Как и было условлено, когда наш гость появился в дверях комнаты, я с самым невинным видом восседал за своим рабочим столом. Он бросил один-единственный взгляд в мою сторону, но этот взгляд показался мне полным вызова и недоверия. Затем, обращаясь ко мне, спокойно произнес:

— А ведь снег — это вовсе не такая уж неприятная штука.

 

5. Мексика в снегу

Феликс Ляпюжад был щедр на советы. Прежде всего — осторожность. Сохранять совершенно невозмутимый вид. Слушать и помалкивать. Ни в коем случае не подавать виду, что астек вызвал в нас какие-то подозрения. И, само собою разумеется, наблюдать за ним, записывать его слова и следить за малейшими его поступками.

— Мы напали на след, — сказал Феликс, сурово глядя на меня. — Нам еще не совсем ясно, с кем мы имеем дело. Что мы в конце концов обнаружим, тоже неизвестно. Быть может, нас ждет что-то очень серьезное. Возможно, что здесь кроется какая-то опасность. Но, если только они заметят, что мы на что-то набрели, от нас, вероятно, поспешат освободиться…

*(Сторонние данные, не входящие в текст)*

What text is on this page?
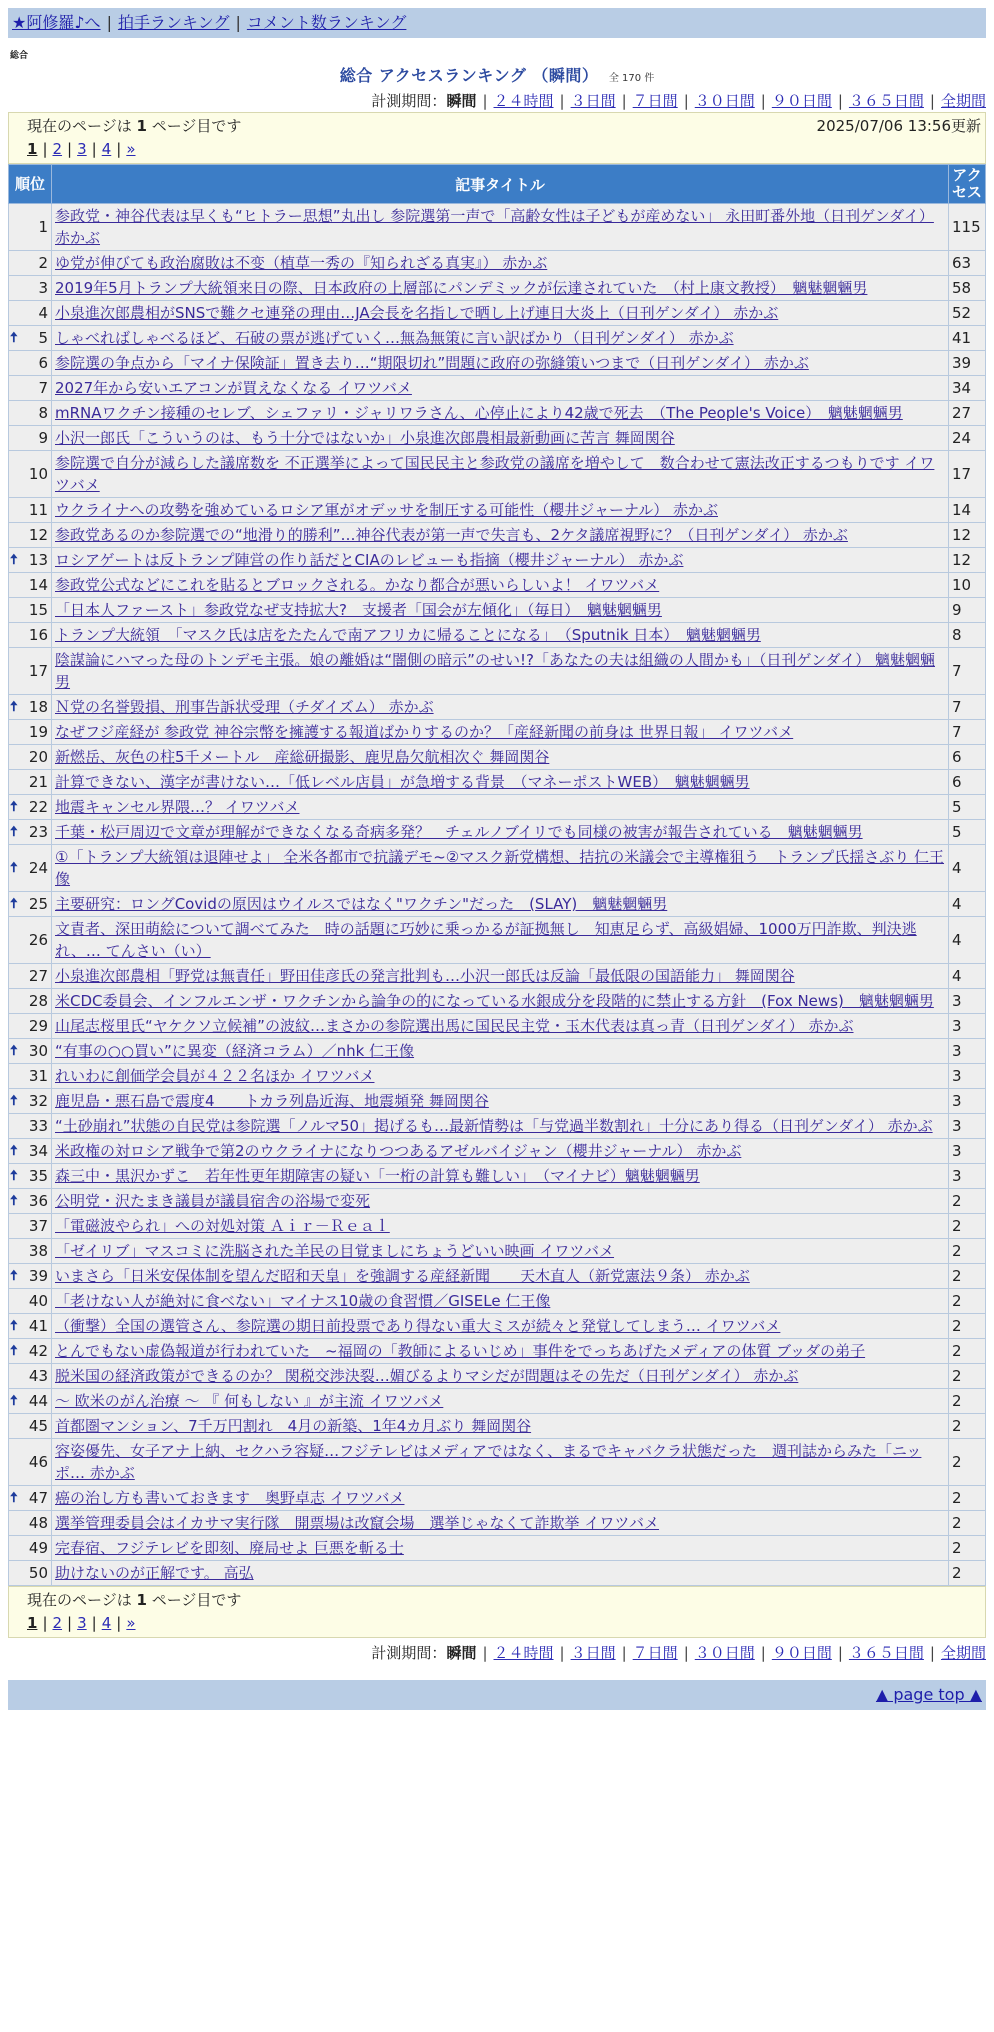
★阿修羅♪へ | 拍手ランキング | コメント数ランキング
総合
総合 アクセスランキング （瞬間） 全 170 件
計測期間：瞬間 | ２４時間 | ３日間 | ７日間 | ３０日間 | ９０日間 | ３６５日間 | 全期間
現在のページは 1 ページ目です	2025/07/06 13:56更新
1 | 2 | 3 | 4 | »
順位	記事タイトル	アクセス
1	参政党・神谷代表は早くも“ヒトラー思想”丸出し 参院選第一声で「高齢女性は子どもが産めない」 永田町番外地（日刊ゲンダイ） 赤かぶ	115
2	ゆ党が伸びても政治腐敗は不变（植草一秀の『知られざる真実』） 赤かぶ	63
3	2019年5月トランプ大統領来日の際、日本政府の上層部にパンデミックが伝達されていた　（村上康文教授）　魑魅魍魎男	58
4	小泉進次郎農相がSNSで難クセ連発の理由…JA会長を名指しで晒し上げ連日大炎上（日刊ゲンダイ） 赤かぶ	52

🠅 5	しゃべればしゃべるほど、石破の票が逃げていく…無為無策に言い訳ばかり（日刊ゲンダイ） 赤かぶ	41
6	参院選の争点から「マイナ保険証」置き去り…“期限切れ”問題に政府の弥縫策いつまで（日刊ゲンダイ） 赤かぶ	39
7	2027年から安いエアコンが買えなくなる イワツバメ	34
8	mRNAワクチン接種のセレブ、シェファリ・ジャリワラさん、心停止により42歳で死去　（The People's Voice）　魑魅魍魎男	27
9	小沢一郎氏「こういうのは、もう十分ではないか」小泉進次郎農相最新動画に苦言 舞岡関谷	24
10	参院選で自分が減らした議席数を 不正選挙によって国民民主と参政党の議席を増やして　数合わせて憲法改正するつもりです イワツバメ	17
11	ウクライナへの攻勢を強めているロシア軍がオデッサを制圧する可能性（櫻井ジャーナル） 赤かぶ	14
12	参政党あるのか参院選での“地滑り的勝利”…神谷代表が第一声で失言も、2ケタ議席視野に？（日刊ゲンダイ） 赤かぶ	12

🠅 13	ロシアゲートは反トランプ陣営の作り話だとCIAのレビューも指摘（櫻井ジャーナル） 赤かぶ	12
14	参政党公式などにこれを貼るとブロックされる。かなり都合が悪いらしいよ！ イワツバメ	10
15	「日本人ファースト」参政党なぜ支持拡大?　支援者「国会が左傾化」（毎日）　魑魅魍魎男	9
16	トランプ大統領　「マスク氏は店をたたんで南アフリカに帰ることになる」　（Sputnik 日本）　魑魅魍魎男	8
17	陰謀論にハマった母のトンデモ主張。娘の離婚は“闇側の暗示”のせい!?「あなたの夫は組織の人間かも」（日刊ゲンダイ） 魑魅魍魎男	7

🠅 18	Ｎ党の名誉毀損、刑事告訴状受理（チダイズム） 赤かぶ	7
19	なぜフジ産経が 参政党 神谷宗幣を擁護する報道ばかりするのか？「産経新聞の前身は 世界日報」 イワツバメ	7
20	新燃岳、灰色の柱5千メートル　産総研撮影、鹿児島欠航相次ぐ 舞岡関谷	6
21	計算できない、漢字が書けない…「低レベル店員」が急増する背景　（マネーポストWEB）　魑魅魍魎男	6

🠅 22	地震キャンセル界隈…？ イワツバメ	5

🠅 23	千葉・松戸周辺で文章が理解ができなくなる奇病多発？　チェルノブイリでも同様の被害が報告されている　魑魅魍魎男	5

🠅 24	①「トランプ大統領は退陣せよ」 全米各都市で抗議デモ~②マスク新党構想、拮抗の米議会で主導権狙う　トランプ氏揺さぶり 仁王像	4

🠅 25	主要研究：ロングCovidの原因はウイルスではなく"ワクチン"だった　(SLAY)　魑魅魍魎男	4
26	文責者、深田萌絵について調べてみた　時の話題に巧妙に乗っかるが証拠無し　知恵足らず、高級娼婦、1000万円詐欺、判決逃れ、… てんさい（い）	4
27	小泉進次郎農相「野党は無責任」野田佳彦氏の発言批判も…小沢一郎氏は反論「最低限の国語能力」 舞岡関谷	4
28	米CDC委員会、インフルエンザ・ワクチンから論争の的になっている水銀成分を段階的に禁止する方針　(Fox News)　魑魅魍魎男	3
29	山尾志桜里氏“ヤケクソ立候補”の波紋…まさかの参院選出馬に国民民主党・玉木代表は真っ青（日刊ゲンダイ） 赤かぶ	3

🠅 30	“有事の○○買い”に異変（経済コラム）／nhk 仁王像	3
31	れいわに創価学会員が４２２名ほか イワツバメ	3

🠅 32	鹿児島・悪石島で震度4　　トカラ列島近海、地震頻発 舞岡関谷	3
33	“土砂崩れ”状態の自民党は参院選「ノルマ50」掲げるも…最新情勢は「与党過半数割れ」十分にあり得る（日刊ゲンダイ） 赤かぶ	3

🠅 34	米政権の対ロシア戦争で第2のウクライナになりつつあるアゼルバイジャン（櫻井ジャーナル） 赤かぶ	3

🠅 35	森三中・黒沢かずこ　若年性更年期障害の疑い「一桁の計算も難しい」　（マイナビ）魑魅魍魎男	3

🠅 36	公明党・沢たまき議員が議員宿舎の浴場で変死	2
37	「電磁波やられ」への対処対策 Ａｉｒ－Ｒｅａｌ	2
38	「ゼイリブ」マスコミに洗脳された羊民の目覚ましにちょうどいい映画 イワツバメ	2

🠅 39	いまさら「日米安保体制を望んだ昭和天皇」を強調する産経新聞　　天木直人（新党憲法９条） 赤かぶ	2
40	「老けない人が絶対に食べない」マイナス10歳の食習慣／GISELe 仁王像	2

🠅 41	（衝撃）全国の選管さん、参院選の期日前投票であり得ない重大ミスが続々と発覚してしまう… イワツバメ	2

🠅 42	とんでもない虚偽報道が行われていた　~福岡の「教師によるいじめ」事件をでっちあげたメディアの体質 ブッダの弟子	2
43	脱米国の経済政策ができるのか？ 関税交渉決裂…媚びるよりマシだが問題はその先だ（日刊ゲンダイ） 赤かぶ	2

🠅 44	～ 欧米のがん治療 ～ 『 何もしない 』が主流 イワツバメ	2
45	首都圏マンション、7千万円割れ　4月の新築、1年4カ月ぶり 舞岡関谷	2
46	容姿優先、女子アナ上納、セクハラ容疑…フジテレビはメディアではなく、まるでキャバクラ状態だった　週刊誌からみた「ニッポ… 赤かぶ	2

🠅 47	癌の治し方も書いておきます　奥野卓志 イワツバメ	2
48	選挙管理委員会はイカサマ実行隊　開票場は改竄会場　選挙じゃなくて詐欺挙 イワツバメ	2
49	完春宿、フジテレビを即刻、廃局せよ 巨悪を斬る士	2
50	助けないのが正解です。 高弘	2
現在のページは 1 ページ目です
1 | 2 | 3 | 4 | »
計測期間：瞬間 | ２４時間 | ３日間 | ７日間 | ３０日間 | ９０日間 | ３６５日間 | 全期間
▲ page top ▲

— Кто это «они»? — спросил я.

— Пока ничего не могу сказать. Я еще не все до конца продумал.

В субботу вечером астек — или, вернее, господин Эмиль Дюран — ужинал с необыкновенным аппетитом. Он восторгался нашим деревенским окороком, которым его потчевала мама, и вовсю расхваливал приготовленную ею тушеную говядину с чесноком и тмином.

Во время еды он продолжал расспрашивать нас о нашем крае, обитателях деревни, семьях, которые жили в ней. Расспрашивал он с самым невинным видом, как будто невзначай, словно турист, интересующийся местными особенностями.

— Кстати, господин Даррегиберри, — сказал он, обращаясь к моему отцу, — я прошагал сегодня до вашего амбара…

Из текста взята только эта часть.